On first looking into Hofstadter’s _GEB_

I don’t remember when I first encountered Gödel, Escher, Bach. The book was published in 1979, but I don’t think I ran into it until about five years later.

I suspect that my father had a copy, and that that was the one that I saw. But not sure of that, either.

I know that I encountered it at some point during high school, because Bruce C and I found a math trophy in the math department lounge that had the name “Doug Hofstadter” on it (or some variation of that name), and we wondered whether Hofstadter had attended our school.

At any rate, whenever it was that I first encountered the book, I loved it. Or rather, I loved half of it.

The Achilles/Tortoise dialogues were exactly the kind of thing that I liked—filled with neat and thought-provoking concepts and fun vaguely Carrollian wordplay.

But I bounced off of the alternating nonfiction chapters—the ground for the figure of the Dialogues. I tried to read a couple of them a couple of times, but somehow they just didn’t retain my interest.

I would open the book at random, and if I found a Dialogue, I would read and enjoy it, but if I found a chapter, I would be put off by cryptic references to “MIU-systems” and complicated-looking diagrams. (The chapters also included some Escher art—I had already been an Escher fan for years by that point—but that wasn’t enough to get me to read the surrounding text.)

In the end, I read all of the Dialogues, and few or none of the chapters.

And the book (or The Book, as I seem to recall some of us referring to it in high school and/or college) has been sitting, half-unread, on my bookcase for the past 35 years or so.

A day or two ago, my random-unread-book-picker picked it. And I pulled it off the shelf and decided to give it another try. And this time I started from the beginning rather than opening at random.

And lo! the nonfiction chapters make sense!

I’m only a couple of chapters in so far, so I still might get bogged down. (If that happens, I plan to start skimming, rather than giving up entirely.)

But so far, I’m finding the chapters interesting and engaging and pretty easy to follow.

I think that I could have followed them in high school.

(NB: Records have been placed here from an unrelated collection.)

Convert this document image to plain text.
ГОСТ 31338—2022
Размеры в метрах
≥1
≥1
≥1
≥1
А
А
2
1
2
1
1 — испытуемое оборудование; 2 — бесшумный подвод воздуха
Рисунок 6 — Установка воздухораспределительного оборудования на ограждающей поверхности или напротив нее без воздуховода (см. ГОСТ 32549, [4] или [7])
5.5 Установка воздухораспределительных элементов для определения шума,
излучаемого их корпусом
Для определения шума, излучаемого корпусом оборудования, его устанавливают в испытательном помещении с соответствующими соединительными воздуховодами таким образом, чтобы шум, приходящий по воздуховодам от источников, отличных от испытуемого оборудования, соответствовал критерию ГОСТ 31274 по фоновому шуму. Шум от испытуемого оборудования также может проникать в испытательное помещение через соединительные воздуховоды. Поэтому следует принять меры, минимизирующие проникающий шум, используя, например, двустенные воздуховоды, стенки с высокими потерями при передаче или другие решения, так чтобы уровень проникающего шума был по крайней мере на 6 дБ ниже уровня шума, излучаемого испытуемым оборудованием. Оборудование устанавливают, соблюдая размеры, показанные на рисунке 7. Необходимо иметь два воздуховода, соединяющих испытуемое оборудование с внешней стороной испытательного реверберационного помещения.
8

I know that I could have in college; by midway through college, I had been exposed to finite automata and number theory, and that would have been plenty of grounding for me to figure out what Hofstadter was talking about.

So I guess this is a lesson to me: steady Tortoise-like plodding in a linear order can sometimes produce more comprehensible results than Achilles-like darting from place to place.